Днем пресс-секретарь ее величества Джеффри Крофорд зачитал перед Сент-Джеймсcким дворцом необычное заявление, в котором излагался не только распорядок завтрашней церемонии, но и чувства королевы. “Королевскую семью больно ранят упреки в равнодушии к горю страны”, – заявил он, добавив, что сыновьям Дианы “очень ее не хватает” (137). Крофорд рассказал о желании Уильяма и Гарри остаться в “уютной тиши” Балморала и стремлении королевы помочь им “примириться с утратой”, готовясь “к тяжелому испытанию – оплакивать мать вместе со всей страной”.
Несмотря на решимость ради успокоения подданных проявить чувства, Елизавете II приходилось держать себя в руках ради семьи и страны. Принцесса Маргарет позже благодарила сестру за то, как она “умело наладила жизнь всей родни после трагедии и облегчила горе бедным мальчикам <…> Ты всегда была рядом, выслушивала и решала все вопросы <…> Я не уставала восхищаться” (138).
Филипп предложил перед отбытием в Лондон посетить службу в Крейти (139). На этот раз, в отличие от предыдущего воскресенья, священник Боб Слоун упомянул Диану – молясь об утешении скорбящей королевской семьи. После службы они остановились перед толпой фотографов у ворот Балморала – мальчики в темных костюмах, взрослые в привычных твидовых пиджаках и клетчатых килтах, – чтобы посмотреть на цветы, возложенные оплакивающими Диану. Без двадцати три в пятницу – через пять дней после гибели Дианы – Елизавета II и Филипп появились с той же целью у ворот Букингемского дворца.
Выйдя из “роллс-ройса”, королевская чета увидела стоящую до самого памятника Виктории толпу и тысячи букетов в целлофановой обертке, громоздящихся почти двухметровыми горами вдоль ограды дворца. “В толпе, выстроившейся вдоль Мэлл, настроение царило воинственное” (140), – свидетельствует помощница личного секретаря Мэри Фрэнсис. Не зная, как отреагируют люди, королева не смогла скрыть тревоги. Когда они с Филиппом подошли к груде цветов, толпа начала хлопать.
“Недовольство еще не ушло, но уже чувствовалось, как меняется атмосфера” (141), – говорит Фрэнсис. Одна девочка протянула Елизавете II букет. “Хочешь, чтобы я их положила к ограде?” (142) – не поняла королева. “Нет, ваше величество, это вам”, – объяснила девочка. Королева поговорила с несколькими женщинами в очереди к траурной книге, спросила, долго ли они уже стоят (143). “Я просто сказала, как мне жаль, – вспоминает Лора Трейни, студентка из Хэмпшира. – И что теперь главное – заботиться об Уильяме и Гарри. Она ответила, что обязательно позаботится. И еще что им очень тяжело, потому что они совсем еще дети и очень любили маму” (144).

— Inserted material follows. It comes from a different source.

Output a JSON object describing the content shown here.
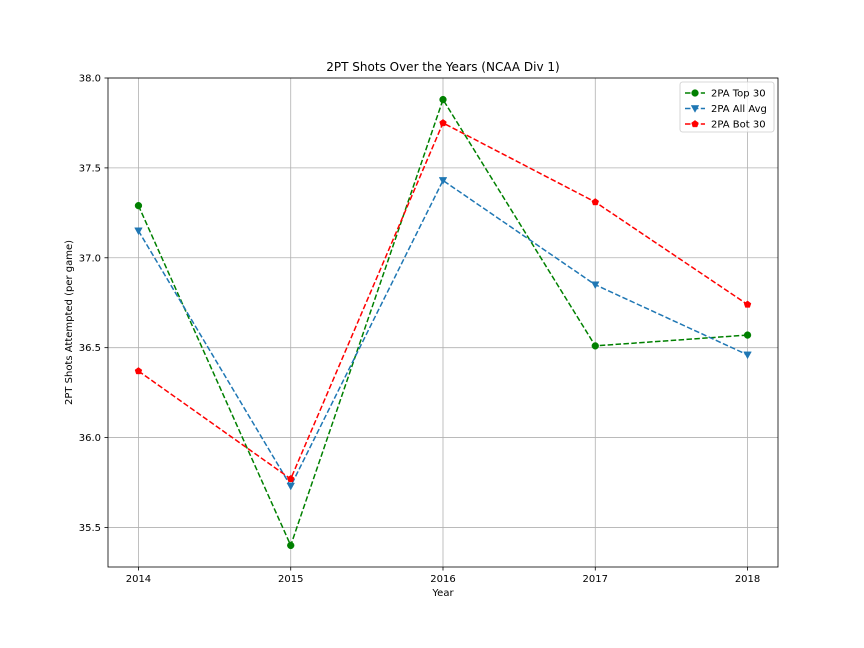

Во дворце королева и Филипп “долго обсуждали сложившуюся обстановку и настроение народа, –
говорит Мэри Фрэнсис, – желая понять, но будучи не в состоянии выйти, смешаться с толпой и услышать все разговоры” (145).Елизавета II готовила долгожданную речь – второе особое телевизионное обращение за время своего царствования (первое было сделано накануне войны в заливе в 1991 году). Запись нужно было сделать днем, чтобы вечером пустить в эфир. “Она знала, что это необходимо, – свидетельствует один из старших советников. – И четко представляла, что скажет” (146).
Роберт Феллоуз, написав первый черновик речи с помощью Дэвида Эрли и Джеффри Крофорда, передал его Робину Джанврину в Балморал. Затем королева с Филиппом, как при подготовке рождественского обращения, обсудили речь между собой и со старшими советниками – она должна была выражать мнение королевы, а не правительства.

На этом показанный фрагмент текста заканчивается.